Судя по всему, животные начали ощущать сейсмические вибрации с того момента, как выбрались из моря на сушу. Первые позвоночные, решившиеся на этот шаг, – древние земноводные и пресмыкающиеся, – скорее всего, клали свою большую голову на землю, так что поверхностные волны передавались по челюстным костям к внутреннему уху. У предков млекопитающих три челюстные кости переориентировались на передачу звуков, распространяющихся по воздуху. Уменьшившись и сместившись, они превратились в мелкие косточки среднего уха – молоточек, наковальню и стремечко. И теперь, вместо того чтобы передавать поверхностные вибрации, поступающие от земли через челюсть, они передают звуки, поступающие из воздушной среды через внешнее ухо и барабанную перепонку.

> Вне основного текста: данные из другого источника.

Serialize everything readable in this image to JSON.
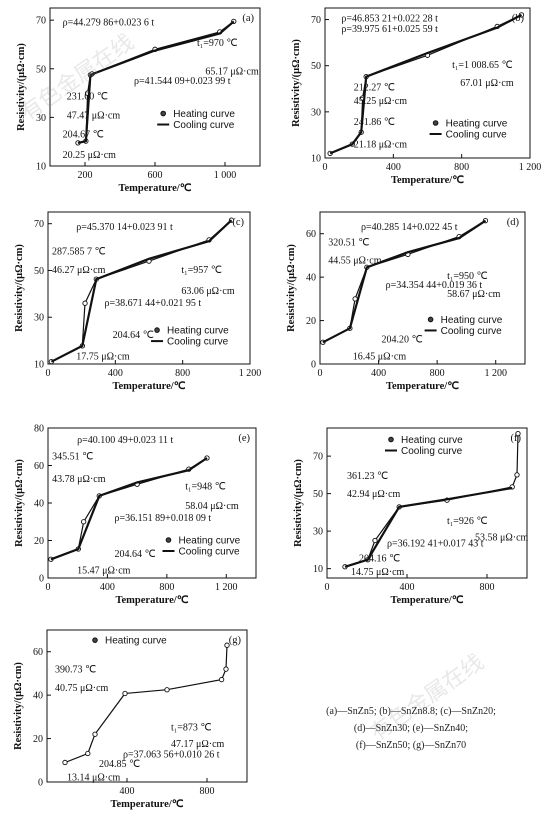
{
  "watermark": {
    "text": "有色金属在线",
    "site": "www.cnn.com.cn"
  },
  "colors": {
    "axis": "#111111",
    "curve": "#111111",
    "background": "#ffffff"
  },
  "chart_data": [
    {
      "panel": "(a)",
      "type": "line",
      "ylabel": "Resistivity/(μΩ·cm)",
      "xlabel": "Temperature/℃",
      "xlim": [
        0,
        1200
      ],
      "ylim": [
        10,
        75
      ],
      "xticks": [
        "200",
        "600",
        "1 000"
      ],
      "yticks": [
        "10",
        "30",
        "50",
        "70"
      ],
      "series": [
        {
          "name": "Heating curve",
          "x": [
            160,
            205,
            215,
            231,
            240,
            600,
            970,
            1050
          ],
          "y": [
            19.5,
            20.25,
            40,
            47.47,
            47.9,
            58.0,
            65.17,
            69.5
          ]
        },
        {
          "name": "Cooling curve",
          "x": [
            160,
            205,
            231,
            600,
            970,
            1050
          ],
          "y": [
            19.5,
            20.25,
            47.47,
            57.5,
            64.5,
            69.5
          ]
        }
      ],
      "annotations": [
        "ρ=44.279 86+0.023 6 t",
        "t₁=970 ℃",
        "65.17 μΩ·cm",
        "ρ=41.544 09+0.023 99 t",
        "231.60 ℃",
        "47.47 μΩ·cm",
        "204.67 ℃",
        "20.25 μΩ·cm"
      ],
      "legend": [
        "Heating curve",
        "Cooling curve"
      ]
    },
    {
      "panel": "(b)",
      "type": "line",
      "ylabel": "Resistivity/(μΩ·cm)",
      "xlabel": "Temperature/℃",
      "xlim": [
        0,
        1200
      ],
      "ylim": [
        10,
        75
      ],
      "xticks": [
        "0",
        "400",
        "800",
        "1 200"
      ],
      "yticks": [
        "10",
        "30",
        "50",
        "70"
      ],
      "series": [
        {
          "name": "Heating curve",
          "x": [
            30,
            160,
            212,
            220,
            241,
            600,
            1008,
            1150
          ],
          "y": [
            12,
            16,
            21.18,
            36,
            45.25,
            54.5,
            67.01,
            72
          ]
        },
        {
          "name": "Cooling curve",
          "x": [
            30,
            160,
            212,
            241,
            600,
            1008,
            1150
          ],
          "y": [
            12,
            16,
            21.18,
            45.25,
            55.5,
            66.5,
            72
          ]
        }
      ],
      "annotations": [
        "ρ=46.853 21+0.022 28 t",
        "ρ=39.975 61+0.025 59 t",
        "212.27 ℃",
        "45.25 μΩ·cm",
        "t₁=1 008.65 ℃",
        "67.01 μΩ·cm",
        "241.86 ℃",
        "21.18 μΩ·cm"
      ],
      "legend": [
        "Heating curve",
        "Cooling curve"
      ]
    },
    {
      "panel": "(c)",
      "type": "line",
      "ylabel": "Resistivity/(μΩ·cm)",
      "xlabel": "Temperature/℃",
      "xlim": [
        0,
        1200
      ],
      "ylim": [
        10,
        75
      ],
      "xticks": [
        "0",
        "400",
        "800",
        "1 200"
      ],
      "yticks": [
        "10",
        "30",
        "50",
        "70"
      ],
      "series": [
        {
          "name": "Heating curve",
          "x": [
            20,
            204,
            220,
            287,
            600,
            957,
            1090
          ],
          "y": [
            11,
            17.75,
            36,
            46.27,
            54,
            63.06,
            71.5
          ]
        },
        {
          "name": "Cooling curve",
          "x": [
            20,
            204,
            287,
            600,
            957,
            1090
          ],
          "y": [
            11,
            17.75,
            46.27,
            55,
            62.5,
            71.5
          ]
        }
      ],
      "annotations": [
        "ρ=45.370 14+0.023 91 t",
        "287.585 7 ℃",
        "46.27 μΩ·cm",
        "t₁=957 ℃",
        "63.06 μΩ·cm",
        "ρ=38.671 44+0.021 95 t",
        "204.64 ℃",
        "17.75 μΩ·cm"
      ],
      "legend": [
        "Heating curve",
        "Cooling curve"
      ]
    },
    {
      "panel": "(d)",
      "type": "line",
      "ylabel": "Resistivity/(μΩ·cm)",
      "xlabel": "Temperature/℃",
      "xlim": [
        0,
        1400
      ],
      "ylim": [
        0,
        70
      ],
      "xticks": [
        "0",
        "400",
        "800",
        "1 200"
      ],
      "yticks": [
        "0",
        "20",
        "40",
        "60"
      ],
      "series": [
        {
          "name": "Heating curve",
          "x": [
            20,
            204,
            240,
            320,
            600,
            950,
            1130
          ],
          "y": [
            10,
            16.45,
            30,
            44.55,
            50.5,
            58.67,
            66
          ]
        },
        {
          "name": "Cooling curve",
          "x": [
            20,
            204,
            320,
            600,
            950,
            1130
          ],
          "y": [
            10,
            16.45,
            44.55,
            51.5,
            58.0,
            66
          ]
        }
      ],
      "annotations": [
        "ρ=40.285 14+0.022 45 t",
        "320.51 ℃",
        "44.55 μΩ·cm",
        "t₁=950 ℃",
        "58.67 μΩ·cm",
        "ρ=34.354 44+0.019 36 t",
        "204.20 ℃",
        "16.45 μΩ·cm"
      ],
      "legend": [
        "Heating curve",
        "Cooling curve"
      ]
    },
    {
      "panel": "(e)",
      "type": "line",
      "ylabel": "Resistivity/(μΩ·cm)",
      "xlabel": "Temperature/℃",
      "xlim": [
        0,
        1400
      ],
      "ylim": [
        0,
        80
      ],
      "xticks": [
        "0",
        "400",
        "800",
        "1 200"
      ],
      "yticks": [
        "0",
        "20",
        "40",
        "60",
        "80"
      ],
      "series": [
        {
          "name": "Heating curve",
          "x": [
            20,
            204,
            240,
            345,
            600,
            948,
            1070
          ],
          "y": [
            10,
            15.47,
            30,
            43.78,
            50,
            58.04,
            64
          ]
        },
        {
          "name": "Cooling curve",
          "x": [
            20,
            204,
            345,
            600,
            948,
            1070
          ],
          "y": [
            10,
            15.47,
            43.78,
            51,
            57.5,
            64
          ]
        }
      ],
      "annotations": [
        "ρ=40.100 49+0.023 11 t",
        "345.51 ℃",
        "43.78 μΩ·cm",
        "t₁=948 ℃",
        "58.04 μΩ·cm",
        "ρ=36.151 89+0.018 09 t",
        "204.64 ℃",
        "15.47 μΩ·cm"
      ],
      "legend": [
        "Heating curve",
        "Cooling curve"
      ]
    },
    {
      "panel": "(f)",
      "type": "line",
      "ylabel": "Resistivity/(μΩ·cm)",
      "xlabel": "Temperature/℃",
      "xlim": [
        0,
        1000
      ],
      "ylim": [
        5,
        85
      ],
      "xticks": [
        "0",
        "400",
        "800"
      ],
      "yticks": [
        "10",
        "30",
        "50",
        "70"
      ],
      "series": [
        {
          "name": "Heating curve",
          "x": [
            90,
            204,
            240,
            361,
            600,
            926,
            950,
            955
          ],
          "y": [
            11,
            14.75,
            25,
            42.94,
            46.5,
            53.58,
            60,
            82
          ]
        },
        {
          "name": "Cooling curve",
          "x": [
            90,
            204,
            361,
            600,
            926
          ],
          "y": [
            11,
            14.75,
            42.94,
            47,
            53
          ]
        }
      ],
      "annotations": [
        "361.23 ℃",
        "42.94 μΩ·cm",
        "t₁=926 ℃",
        "53.58 μΩ·cm",
        "ρ=36.192 41+0.017 43 t",
        "204.16 ℃",
        "14.75 μΩ·cm"
      ],
      "legend": [
        "Heating curve",
        "Cooling curve"
      ]
    },
    {
      "panel": "(g)",
      "type": "line",
      "ylabel": "Resistivity/(μΩ·cm)",
      "xlabel": "Temperature/℃",
      "xlim": [
        0,
        1000
      ],
      "ylim": [
        0,
        70
      ],
      "xticks": [
        "400",
        "800"
      ],
      "yticks": [
        "0",
        "20",
        "40",
        "60"
      ],
      "series": [
        {
          "name": "Heating curve",
          "x": [
            90,
            204,
            240,
            390,
            600,
            873,
            895,
            900
          ],
          "y": [
            9,
            13.14,
            22,
            40.75,
            42.5,
            47.17,
            52,
            63
          ]
        }
      ],
      "annotations": [
        "390.73 ℃",
        "40.75 μΩ·cm",
        "t₁=873 ℃",
        "47.17 μΩ·cm",
        "ρ=37.063 56+0.010 26 t",
        "204.85 ℃",
        "13.14 μΩ·cm"
      ],
      "legend": [
        "Heating curve"
      ]
    }
  ],
  "caption": {
    "lines": [
      "(a)—SnZn5; (b)—SnZn8.8; (c)—SnZn20;",
      "(d)—SnZn30; (e)—SnZn40;",
      "(f)—SnZn50; (g)—SnZn70"
    ]
  }
}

Однако древний механизм передачи через кость все еще действует: вибрации могут передаваться непосредственно во внутреннее ухо через кости черепа, минуя и внешнее ухо, и барабанную перепонку. Велосипедисты и бегуны пользуются аудиоустройствами «с костной проводимостью», чтобы слушать музыку, не затыкая уши обычными наушниками. Страдающим нарушениями слуха облегчают жизнь слуховые аппараты на основе костной проводимости, а глухим танцорам предлагается специальный вибрирующий танцпол. Обычный слух тоже отчасти обеспечивается костной проводимостью, поэтому собственный голос так часто кажется нам чужим в записи. Запись воспроизводит лишь те составляющие голоса, которые распространяются в воздушной среде, но не вибрации, передаваемые костями черепа.